Makes about 5 cups Difficulty
1/3 cup canola oil 6 oz. dried ancho chiles, stemmed, seeded and cut or torn into smaller pieces 5 large garlic cloves, chopped 1 Tablespoon New Mexico chili powder 2 teaspoons Mexican oregano 1/2 teaspoon cumin 1/4 teaspoon ground cloves 1 teaspoon freshly ground black pepper 1/2 cup white wine vinegar 4 cups gf chicken stock 2 Tablespons brown sugar Salt
In a large skillet, heat the oil over medium heat. Add the chiles and cook until fragrant and blistered, only a few seconds per side. Transfer the chiles with a slotted spoon to a large bowl and measure in 4 cups of hot water. Let the chiles rehydrate for about 20 minutes. Pour off most of the oil in the skillet leaving a light layer on the bottom of the pan.

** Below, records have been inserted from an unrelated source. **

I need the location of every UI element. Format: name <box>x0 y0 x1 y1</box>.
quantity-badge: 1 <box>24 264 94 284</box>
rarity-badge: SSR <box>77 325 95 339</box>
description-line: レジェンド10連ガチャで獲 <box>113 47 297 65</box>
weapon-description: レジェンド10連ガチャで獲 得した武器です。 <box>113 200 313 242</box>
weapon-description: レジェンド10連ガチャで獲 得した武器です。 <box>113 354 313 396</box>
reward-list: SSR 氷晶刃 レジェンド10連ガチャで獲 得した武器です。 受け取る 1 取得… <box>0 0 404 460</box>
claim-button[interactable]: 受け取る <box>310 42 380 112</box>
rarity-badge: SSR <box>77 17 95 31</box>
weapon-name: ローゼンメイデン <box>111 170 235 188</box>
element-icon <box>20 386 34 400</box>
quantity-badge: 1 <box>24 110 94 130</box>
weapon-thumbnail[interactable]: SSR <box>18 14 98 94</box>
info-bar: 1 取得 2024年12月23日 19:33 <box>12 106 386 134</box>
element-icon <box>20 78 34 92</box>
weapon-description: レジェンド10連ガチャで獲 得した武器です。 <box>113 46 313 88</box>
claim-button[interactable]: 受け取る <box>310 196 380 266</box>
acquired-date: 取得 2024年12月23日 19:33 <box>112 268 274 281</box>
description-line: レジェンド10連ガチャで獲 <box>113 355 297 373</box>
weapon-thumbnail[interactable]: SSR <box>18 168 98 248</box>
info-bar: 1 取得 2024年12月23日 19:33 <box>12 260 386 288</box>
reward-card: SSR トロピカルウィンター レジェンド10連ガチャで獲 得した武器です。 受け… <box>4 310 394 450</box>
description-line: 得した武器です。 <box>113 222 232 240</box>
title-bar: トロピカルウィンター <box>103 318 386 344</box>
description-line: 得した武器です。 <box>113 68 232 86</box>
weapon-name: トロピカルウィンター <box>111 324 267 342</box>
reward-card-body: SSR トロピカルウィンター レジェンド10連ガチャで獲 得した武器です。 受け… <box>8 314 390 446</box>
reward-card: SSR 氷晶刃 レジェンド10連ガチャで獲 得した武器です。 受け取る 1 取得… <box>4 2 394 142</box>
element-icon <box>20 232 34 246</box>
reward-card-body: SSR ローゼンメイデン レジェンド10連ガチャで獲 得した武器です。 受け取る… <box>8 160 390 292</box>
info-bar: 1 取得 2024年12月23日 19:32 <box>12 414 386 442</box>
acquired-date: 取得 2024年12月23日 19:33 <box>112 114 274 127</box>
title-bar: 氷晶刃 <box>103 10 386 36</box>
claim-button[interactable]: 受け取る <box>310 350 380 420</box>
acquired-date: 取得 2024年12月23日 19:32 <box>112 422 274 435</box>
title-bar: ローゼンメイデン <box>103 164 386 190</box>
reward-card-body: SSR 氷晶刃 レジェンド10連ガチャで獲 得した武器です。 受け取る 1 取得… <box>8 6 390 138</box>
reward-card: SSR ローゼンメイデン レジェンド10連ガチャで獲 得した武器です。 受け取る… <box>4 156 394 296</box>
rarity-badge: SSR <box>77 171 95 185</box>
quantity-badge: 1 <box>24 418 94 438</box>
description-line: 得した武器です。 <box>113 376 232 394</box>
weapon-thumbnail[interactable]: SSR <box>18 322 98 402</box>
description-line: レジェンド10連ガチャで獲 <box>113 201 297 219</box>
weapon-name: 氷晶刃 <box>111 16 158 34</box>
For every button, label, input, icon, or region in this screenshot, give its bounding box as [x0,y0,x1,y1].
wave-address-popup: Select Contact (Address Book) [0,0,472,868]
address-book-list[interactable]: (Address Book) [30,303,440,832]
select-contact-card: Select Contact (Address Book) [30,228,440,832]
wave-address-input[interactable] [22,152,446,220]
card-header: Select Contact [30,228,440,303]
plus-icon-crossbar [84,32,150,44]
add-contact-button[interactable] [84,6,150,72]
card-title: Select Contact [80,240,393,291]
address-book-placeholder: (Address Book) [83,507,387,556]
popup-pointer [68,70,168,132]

Place the garlic, chili powder, oregano, cumin, cloves, pepper and vinegar into a blender or food processor. Pour in the rehydrated chiles (along with the soaking liquid). Process until it forms a smooth puree. Press through a sieve set over a bowl.
Set the skillet (containing the chile oil) over medium heat. Add the adobo puree and stir until reduced the thickness of tomato paste, about 10 minutes. Stir in the gf Chicken Stock; reduce the heat and simmer for 30 minutes. Adjust seasonings to taste with salt and sugar (it should be a little sweet-sour with a hint of saltiness).
Adobo sauce will keep for days in the refrigerator and months in the freezer.